EL PASO, Texas (Border Report) – With 13 migrants still missing in northeast Chihuahua, Mexican police are investigating another possible violent hijacking of human cargo among rival smuggling groups.
At least three Honduran nationals were allegedly driven away after a Wednesday shootout just south of Juarez that left one person dead and another injured, local media reported.
The vehicle in which four migrants and their alleged smuggler were traveling from Chihuahua City to Juarez was cut off by two other cars. A shooting in which the driver died, and a Honduran was injured, ensued; the assailants commandeered the migrants and drove away with them, according to the reports.
In late September, assailants in the Mexican countryside south of Presidio, Texas, abducted 13 Mexican nationals on their way to the U.S. border, the Chihuahua Attorney General’s Office said. Those migrants are still missing.
Victor M. Manjarrez Jr., a former U.S. Border Patrol chief in El Paso and Tucson, Arizona, said the hijacking of cargo among organized criminal gangs isn’t uncommon. What’s new is that instead of drugs, the gangs may be ripping off each other’s migrants.
“The idea of rip-offs is most common with narcotics. We’d hear of rip-off crews across the border from South Texas, in places like Tamaulipas,” Manjarrez said. “It’s a dangerous development for law-enforcement and for the migrants because they’re essentially being treated like cargo; there’s no concern for their safety.”
The increasing fight for “human cargo” takes place as drug cartels operating on the U.S.-Mexico border are displacing traditional mom-and-pop smuggling groups and illegal immigration into the United States rises to levels not seen in 20 years.
In the El Paso Sector of the U.S. Border Patrol, for instance, apprehensions are up 278% year-to-year as of the end of August.
The abundance of Central American, Ecuadorian, Brazilian and Haitian migrants represents financial opportunity for competing criminal gangs, law enforcement experts say.
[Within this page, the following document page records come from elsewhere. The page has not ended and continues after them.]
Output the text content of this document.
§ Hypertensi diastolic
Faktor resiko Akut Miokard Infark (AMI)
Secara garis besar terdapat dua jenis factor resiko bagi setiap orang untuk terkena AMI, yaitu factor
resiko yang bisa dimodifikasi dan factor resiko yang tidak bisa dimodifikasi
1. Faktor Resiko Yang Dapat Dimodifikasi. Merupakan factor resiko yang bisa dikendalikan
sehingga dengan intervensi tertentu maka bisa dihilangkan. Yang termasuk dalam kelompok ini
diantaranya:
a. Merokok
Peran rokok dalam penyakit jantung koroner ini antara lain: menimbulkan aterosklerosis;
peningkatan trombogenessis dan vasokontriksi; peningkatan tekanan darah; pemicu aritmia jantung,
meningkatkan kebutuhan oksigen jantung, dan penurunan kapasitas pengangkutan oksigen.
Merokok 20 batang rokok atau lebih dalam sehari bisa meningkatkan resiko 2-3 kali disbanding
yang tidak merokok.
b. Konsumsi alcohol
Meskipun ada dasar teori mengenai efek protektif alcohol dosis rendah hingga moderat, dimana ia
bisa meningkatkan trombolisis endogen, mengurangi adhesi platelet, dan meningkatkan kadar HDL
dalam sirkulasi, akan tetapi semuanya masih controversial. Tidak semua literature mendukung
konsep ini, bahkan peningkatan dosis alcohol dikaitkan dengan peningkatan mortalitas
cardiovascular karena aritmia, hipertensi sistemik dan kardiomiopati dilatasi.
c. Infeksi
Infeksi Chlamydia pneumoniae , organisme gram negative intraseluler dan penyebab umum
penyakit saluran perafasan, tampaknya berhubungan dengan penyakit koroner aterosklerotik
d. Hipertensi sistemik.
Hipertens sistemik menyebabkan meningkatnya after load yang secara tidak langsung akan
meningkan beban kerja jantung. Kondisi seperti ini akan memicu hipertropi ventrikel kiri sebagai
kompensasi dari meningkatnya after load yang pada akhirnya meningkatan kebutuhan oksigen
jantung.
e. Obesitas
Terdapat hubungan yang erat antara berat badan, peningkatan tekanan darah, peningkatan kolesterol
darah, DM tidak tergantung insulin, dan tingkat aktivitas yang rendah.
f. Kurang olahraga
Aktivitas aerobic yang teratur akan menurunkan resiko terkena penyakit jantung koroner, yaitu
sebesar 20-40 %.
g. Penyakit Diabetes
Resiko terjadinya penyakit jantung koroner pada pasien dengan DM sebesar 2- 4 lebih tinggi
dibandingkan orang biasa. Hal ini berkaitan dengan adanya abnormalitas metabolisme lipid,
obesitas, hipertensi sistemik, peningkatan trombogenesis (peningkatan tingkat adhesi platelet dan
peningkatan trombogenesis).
That’s because the other group already arranged the travel for a group of migrants, paid local smugglers, made payoffs to local crime bosses or authorities and even arranged for housing on the Mexican side of the border.
“When other crews learn of a stash house and swipe those people, they start the process again. If you already paid $5,000 or $10,000 for someone to take you to the U.S., they don’t care,” Manjarrez said. “What you’ve done as a criminal organization is reduce your overhead. What you’re getting is all the profits and none of the work. I’m afraid we’re going to see an increase of this.”
The financial exploitation can turn to violence – or a prolonged forced stay in a stash house – if the migrant can’t pay.
“Human smuggling is free will. You’re putting yourself in someone else’s hands to get here. But when someone is holding you against your will, that’s human trafficking,” Manjarrez said. “If you’re being taken from other folks – and I bet without your consent – that’s when it starts transitioning to human trafficking. So this is a very dangerous development.”
Juarez police have not identified the victims of Wednesday’s shooting.